Kebabtsche, Kjufte und Rakia

Und außerdem jede Menge Musik. Das bescherte uns das vergangene Wochenende hier in Varvara. Dieses Dorffest gibt es jedes Jahr Anfang September. In diesem Jahr war aber ein besonderes Jubiläum zu feiern - 100 Jahre Varvara.

An der Stelle, an der Varvara heute liegt, gab es zuvor eine Ansiedlung mit ein paar kleineren Fischerhütten an der heutigen kleinen Hafenbucht. Die Bewohner waren Türken, die Ansiedlung ist auf Karten  aus dem 18. Jahrhundert als Vardarach verzeichnet. Doch dann mussten nach den Balkankriegen von 1912 und 1913, in deren Folge Grenzen neu festgelegt wurden, zahlreiche Bulgaren ihre Heimatorte in Ostthrakien, das der Türkei zugeschlagen wurde, verlassen. Sie wurden vor allem im südöstlichen Teil Bulgariens angesiedelt, viele an der südlichen Schwarzmeerküste und in etlichenDörfern des angrenzenden Strandja-Gebirges.
Mehr als 60 Familien in das heutige Varvara. In einer Broschüre, die zum Jubiläum erschien, berichten Nachfahren der damals hier Angesiedelten über ihre Geschichte und die Entwicklung des Dorfes. Gleichzeitig entstand, gemeinsam mit Historikern, eine Ausstellung, in der Fotos aus den Orten gezeigt werden, aus denen die vertriebenen Familien kamen.
Das Fest selbst war wie jedes Jahr: Der offizielle Teil begann am Samstag Mittag mit einem Gottesdienst und dem Kurban am Paraklis, der kleinen Kapelle am Wald. Es gab einen vom Popen geweihten Kurban - ein Schafsuppe, die an alle Anwesenden verteilt wird. Am Abend dann eine kleine Rede der Frau, die an der Broschüre zum Jubiläum mitgearbeitet hat und eine Rede der Bürgermeisterin. Ansonsten gab es jede Menge Kebabtsche (Hackfleischwürstchen), Kjufte (eine Art Buletten, nur ganz anders gewürzt als die in Deutschland bekannten), Rakia (Traubenschnaps) und natürlich Musik, zu der die Hora getanzt wurde.
Am Sonntag dann das traditionelle Ringerturnier, bei dem Kinder und Jugendliche aus Varvara und umliegenden Orten gegeneinander antreten.
Die 100 Jahre Varvara werden wir übrigens zum Anlass nehmen, in den nächsten Blogs ein wenig mehr über den kleinen Ort zu erzählen, in den es uns verschlagen hat. Der Ringkampf fand auf einer Wiese am Rande gleich neben dem Dorfplatz statt, - auch wenn ich dafür möglicherweise wieder wie schon einmal beschimpft werde, weil ja die Bulgaren ihre Kinder nicht im Schmutz spielen lassen.
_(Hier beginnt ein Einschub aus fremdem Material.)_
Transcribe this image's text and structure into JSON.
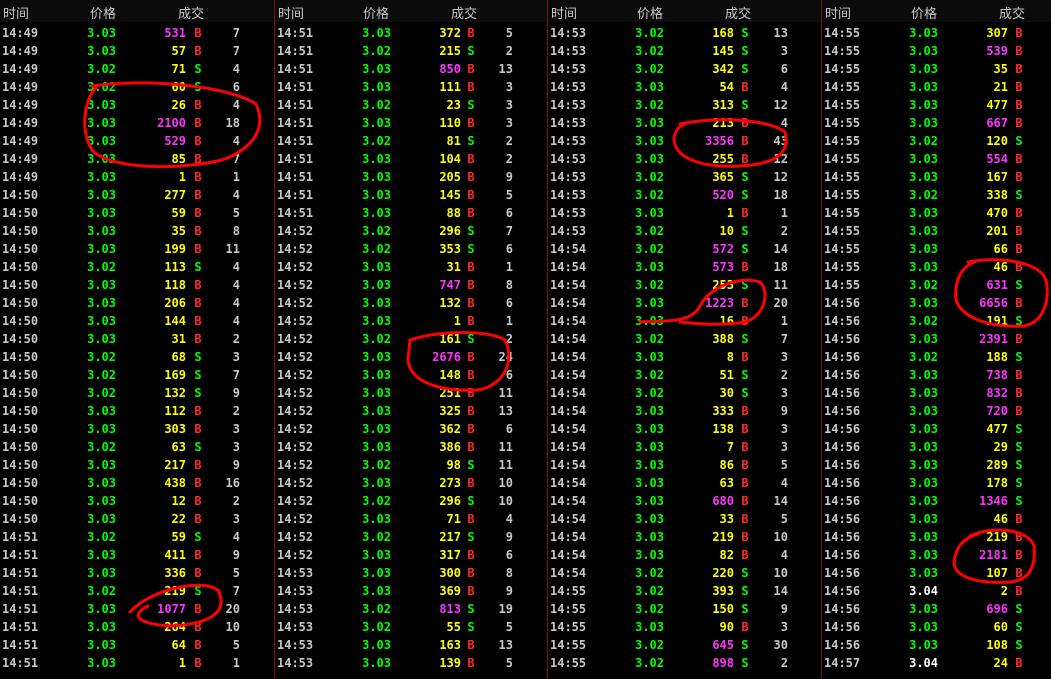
{
  "colors": {
    "up": "#00ff00",
    "flat": "#ffffff",
    "vol_normal": "#ffff00",
    "vol_big": "#ff33ff",
    "buy": "#ff2a2a",
    "sell": "#00ff00",
    "count": "#c8c8c8",
    "annotation": "#ff0000"
  },
  "panels": [
    {
      "headers": {
        "time": "时间",
        "price": "价格",
        "vol": "成交"
      },
      "rows": [
        [
          "14:49",
          "3.03",
          "531",
          "B",
          "7"
        ],
        [
          "14:49",
          "3.03",
          "57",
          "B",
          "7"
        ],
        [
          "14:49",
          "3.02",
          "71",
          "S",
          "4"
        ],
        [
          "14:49",
          "3.02",
          "60",
          "S",
          "6"
        ],
        [
          "14:49",
          "3.03",
          "26",
          "B",
          "4"
        ],
        [
          "14:49",
          "3.03",
          "2100",
          "B",
          "18"
        ],
        [
          "14:49",
          "3.03",
          "529",
          "B",
          "4"
        ],
        [
          "14:49",
          "3.03",
          "85",
          "B",
          "7"
        ],
        [
          "14:49",
          "3.03",
          "1",
          "B",
          "1"
        ],
        [
          "14:50",
          "3.03",
          "277",
          "B",
          "4"
        ],
        [
          "14:50",
          "3.03",
          "59",
          "B",
          "5"
        ],
        [
          "14:50",
          "3.03",
          "35",
          "B",
          "8"
        ],
        [
          "14:50",
          "3.03",
          "199",
          "B",
          "11"
        ],
        [
          "14:50",
          "3.02",
          "113",
          "S",
          "4"
        ],
        [
          "14:50",
          "3.03",
          "118",
          "B",
          "4"
        ],
        [
          "14:50",
          "3.03",
          "206",
          "B",
          "4"
        ],
        [
          "14:50",
          "3.03",
          "144",
          "B",
          "4"
        ],
        [
          "14:50",
          "3.03",
          "31",
          "B",
          "2"
        ],
        [
          "14:50",
          "3.02",
          "68",
          "S",
          "3"
        ],
        [
          "14:50",
          "3.02",
          "169",
          "S",
          "7"
        ],
        [
          "14:50",
          "3.02",
          "132",
          "S",
          "9"
        ],
        [
          "14:50",
          "3.03",
          "112",
          "B",
          "2"
        ],
        [
          "14:50",
          "3.03",
          "303",
          "B",
          "3"
        ],
        [
          "14:50",
          "3.02",
          "63",
          "S",
          "3"
        ],
        [
          "14:50",
          "3.03",
          "217",
          "B",
          "9"
        ],
        [
          "14:50",
          "3.03",
          "438",
          "B",
          "16"
        ],
        [
          "14:50",
          "3.03",
          "12",
          "B",
          "2"
        ],
        [
          "14:50",
          "3.03",
          "22",
          "B",
          "3"
        ],
        [
          "14:51",
          "3.02",
          "59",
          "S",
          "4"
        ],
        [
          "14:51",
          "3.03",
          "411",
          "B",
          "9"
        ],
        [
          "14:51",
          "3.03",
          "336",
          "B",
          "5"
        ],
        [
          "14:51",
          "3.02",
          "219",
          "S",
          "7"
        ],
        [
          "14:51",
          "3.03",
          "1077",
          "B",
          "20"
        ],
        [
          "14:51",
          "3.03",
          "264",
          "B",
          "10"
        ],
        [
          "14:51",
          "3.03",
          "64",
          "B",
          "5"
        ],
        [
          "14:51",
          "3.03",
          "1",
          "B",
          "1"
        ]
      ]
    },
    {
      "headers": {
        "time": "时间",
        "price": "价格",
        "vol": "成交"
      },
      "rows": [
        [
          "14:51",
          "3.03",
          "372",
          "B",
          "5"
        ],
        [
          "14:51",
          "3.02",
          "215",
          "S",
          "2"
        ],
        [
          "14:51",
          "3.03",
          "850",
          "B",
          "13"
        ],
        [
          "14:51",
          "3.03",
          "111",
          "B",
          "3"
        ],
        [
          "14:51",
          "3.02",
          "23",
          "S",
          "3"
        ],
        [
          "14:51",
          "3.03",
          "110",
          "B",
          "3"
        ],
        [
          "14:51",
          "3.02",
          "81",
          "S",
          "2"
        ],
        [
          "14:51",
          "3.03",
          "104",
          "B",
          "2"
        ],
        [
          "14:51",
          "3.03",
          "205",
          "B",
          "9"
        ],
        [
          "14:51",
          "3.03",
          "145",
          "B",
          "5"
        ],
        [
          "14:51",
          "3.03",
          "88",
          "B",
          "6"
        ],
        [
          "14:52",
          "3.02",
          "296",
          "S",
          "7"
        ],
        [
          "14:52",
          "3.02",
          "353",
          "S",
          "6"
        ],
        [
          "14:52",
          "3.03",
          "31",
          "B",
          "1"
        ],
        [
          "14:52",
          "3.03",
          "747",
          "B",
          "8"
        ],
        [
          "14:52",
          "3.03",
          "132",
          "B",
          "6"
        ],
        [
          "14:52",
          "3.03",
          "1",
          "B",
          "1"
        ],
        [
          "14:52",
          "3.02",
          "161",
          "S",
          "2"
        ],
        [
          "14:52",
          "3.03",
          "2676",
          "B",
          "24"
        ],
        [
          "14:52",
          "3.03",
          "148",
          "B",
          "6"
        ],
        [
          "14:52",
          "3.03",
          "251",
          "B",
          "11"
        ],
        [
          "14:52",
          "3.03",
          "325",
          "B",
          "13"
        ],
        [
          "14:52",
          "3.03",
          "362",
          "B",
          "6"
        ],
        [
          "14:52",
          "3.03",
          "386",
          "B",
          "11"
        ],
        [
          "14:52",
          "3.02",
          "98",
          "S",
          "11"
        ],
        [
          "14:52",
          "3.03",
          "273",
          "B",
          "10"
        ],
        [
          "14:52",
          "3.02",
          "296",
          "S",
          "10"
        ],
        [
          "14:52",
          "3.03",
          "71",
          "B",
          "4"
        ],
        [
          "14:52",
          "3.02",
          "217",
          "S",
          "9"
        ],
        [
          "14:52",
          "3.03",
          "317",
          "B",
          "6"
        ],
        [
          "14:53",
          "3.03",
          "300",
          "B",
          "8"
        ],
        [
          "14:53",
          "3.03",
          "369",
          "B",
          "9"
        ],
        [
          "14:53",
          "3.02",
          "813",
          "S",
          "19"
        ],
        [
          "14:53",
          "3.02",
          "55",
          "S",
          "5"
        ],
        [
          "14:53",
          "3.03",
          "163",
          "B",
          "13"
        ],
        [
          "14:53",
          "3.03",
          "139",
          "B",
          "5"
        ]
      ]
    },
    {
      "headers": {
        "time": "时间",
        "price": "价格",
        "vol": "成交"
      },
      "rows": [
        [
          "14:53",
          "3.02",
          "168",
          "S",
          "13"
        ],
        [
          "14:53",
          "3.02",
          "145",
          "S",
          "3"
        ],
        [
          "14:53",
          "3.02",
          "342",
          "S",
          "6"
        ],
        [
          "14:53",
          "3.03",
          "54",
          "B",
          "4"
        ],
        [
          "14:53",
          "3.02",
          "313",
          "S",
          "12"
        ],
        [
          "14:53",
          "3.03",
          "213",
          "B",
          "4"
        ],
        [
          "14:53",
          "3.03",
          "3356",
          "B",
          "43"
        ],
        [
          "14:53",
          "3.03",
          "255",
          "B",
          "12"
        ],
        [
          "14:53",
          "3.02",
          "365",
          "S",
          "12"
        ],
        [
          "14:53",
          "3.02",
          "520",
          "S",
          "18"
        ],
        [
          "14:53",
          "3.03",
          "1",
          "B",
          "1"
        ],
        [
          "14:53",
          "3.02",
          "10",
          "S",
          "2"
        ],
        [
          "14:54",
          "3.02",
          "572",
          "S",
          "14"
        ],
        [
          "14:54",
          "3.03",
          "573",
          "B",
          "18"
        ],
        [
          "14:54",
          "3.02",
          "253",
          "S",
          "11"
        ],
        [
          "14:54",
          "3.03",
          "1223",
          "B",
          "20"
        ],
        [
          "14:54",
          "3.03",
          "16",
          "B",
          "1"
        ],
        [
          "14:54",
          "3.02",
          "388",
          "S",
          "7"
        ],
        [
          "14:54",
          "3.03",
          "8",
          "B",
          "3"
        ],
        [
          "14:54",
          "3.02",
          "51",
          "S",
          "2"
        ],
        [
          "14:54",
          "3.02",
          "30",
          "S",
          "3"
        ],
        [
          "14:54",
          "3.03",
          "333",
          "B",
          "9"
        ],
        [
          "14:54",
          "3.03",
          "138",
          "B",
          "3"
        ],
        [
          "14:54",
          "3.03",
          "7",
          "B",
          "3"
        ],
        [
          "14:54",
          "3.03",
          "86",
          "B",
          "5"
        ],
        [
          "14:54",
          "3.03",
          "63",
          "B",
          "4"
        ],
        [
          "14:54",
          "3.03",
          "680",
          "B",
          "14"
        ],
        [
          "14:54",
          "3.03",
          "33",
          "B",
          "5"
        ],
        [
          "14:54",
          "3.03",
          "219",
          "B",
          "10"
        ],
        [
          "14:54",
          "3.03",
          "82",
          "B",
          "4"
        ],
        [
          "14:54",
          "3.02",
          "220",
          "S",
          "10"
        ],
        [
          "14:55",
          "3.02",
          "393",
          "S",
          "14"
        ],
        [
          "14:55",
          "3.02",
          "150",
          "S",
          "9"
        ],
        [
          "14:55",
          "3.03",
          "90",
          "B",
          "3"
        ],
        [
          "14:55",
          "3.02",
          "645",
          "S",
          "30"
        ],
        [
          "14:55",
          "3.02",
          "898",
          "S",
          "2"
        ]
      ]
    },
    {
      "headers": {
        "time": "时间",
        "price": "价格",
        "vol": "成交"
      },
      "rows": [
        [
          "14:55",
          "3.03",
          "307",
          "B",
          "1"
        ],
        [
          "14:55",
          "3.03",
          "539",
          "B",
          "1"
        ],
        [
          "14:55",
          "3.03",
          "35",
          "B",
          "1"
        ],
        [
          "14:55",
          "3.03",
          "21",
          "B",
          "1"
        ],
        [
          "14:55",
          "3.03",
          "477",
          "B",
          "1"
        ],
        [
          "14:55",
          "3.03",
          "667",
          "B",
          "1"
        ],
        [
          "14:55",
          "3.02",
          "120",
          "S",
          "1"
        ],
        [
          "14:55",
          "3.03",
          "554",
          "B",
          "1"
        ],
        [
          "14:55",
          "3.03",
          "167",
          "B",
          "1"
        ],
        [
          "14:55",
          "3.02",
          "338",
          "S",
          "1"
        ],
        [
          "14:55",
          "3.03",
          "470",
          "B",
          "1"
        ],
        [
          "14:55",
          "3.03",
          "201",
          "B",
          "1"
        ],
        [
          "14:55",
          "3.03",
          "66",
          "B",
          "1"
        ],
        [
          "14:55",
          "3.03",
          "46",
          "B",
          "1"
        ],
        [
          "14:55",
          "3.02",
          "631",
          "S",
          "1"
        ],
        [
          "14:56",
          "3.03",
          "6656",
          "B",
          "2"
        ],
        [
          "14:56",
          "3.02",
          "191",
          "S",
          "1"
        ],
        [
          "14:56",
          "3.03",
          "2391",
          "B",
          "5"
        ],
        [
          "14:56",
          "3.02",
          "188",
          "S",
          "1"
        ],
        [
          "14:56",
          "3.03",
          "738",
          "B",
          "1"
        ],
        [
          "14:56",
          "3.03",
          "832",
          "B",
          "1"
        ],
        [
          "14:56",
          "3.03",
          "720",
          "B",
          "1"
        ],
        [
          "14:56",
          "3.03",
          "477",
          "S",
          "1"
        ],
        [
          "14:56",
          "3.03",
          "29",
          "S",
          "1"
        ],
        [
          "14:56",
          "3.03",
          "289",
          "S",
          "1"
        ],
        [
          "14:56",
          "3.03",
          "178",
          "S",
          "1"
        ],
        [
          "14:56",
          "3.03",
          "1346",
          "S",
          "1"
        ],
        [
          "14:56",
          "3.03",
          "46",
          "B",
          "1"
        ],
        [
          "14:56",
          "3.03",
          "219",
          "B",
          "1"
        ],
        [
          "14:56",
          "3.03",
          "2181",
          "B",
          "1"
        ],
        [
          "14:56",
          "3.03",
          "107",
          "B",
          "1"
        ],
        [
          "14:56",
          "3.04",
          "2",
          "B",
          "1"
        ],
        [
          "14:56",
          "3.03",
          "696",
          "S",
          "1"
        ],
        [
          "14:56",
          "3.03",
          "60",
          "S",
          "1"
        ],
        [
          "14:56",
          "3.03",
          "108",
          "S",
          "1"
        ],
        [
          "14:57",
          "3.04",
          "24",
          "B",
          "1"
        ]
      ]
    }
  ]
}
Sonntag, 25. Dezember 2011

Weihnachten in Hissar

Tempel im Hügel Horizonz
Wir haben das Weihnachtsfest in Hissar, auch Hissarya geschrieben, verbracht. Eine Woche vor Weihnachten hier angekommen war es noch ziemlich mild, die Sonne schien. Also die Zeit nutzen und Sehenswertes in der Umgebung besuchen. Denn zu sehen gibt es hier wahrlich genug.

Sowohl in der Stadt aber auch in der Umgebung haben Thraker und Römer ihre Spuren hinterlassen.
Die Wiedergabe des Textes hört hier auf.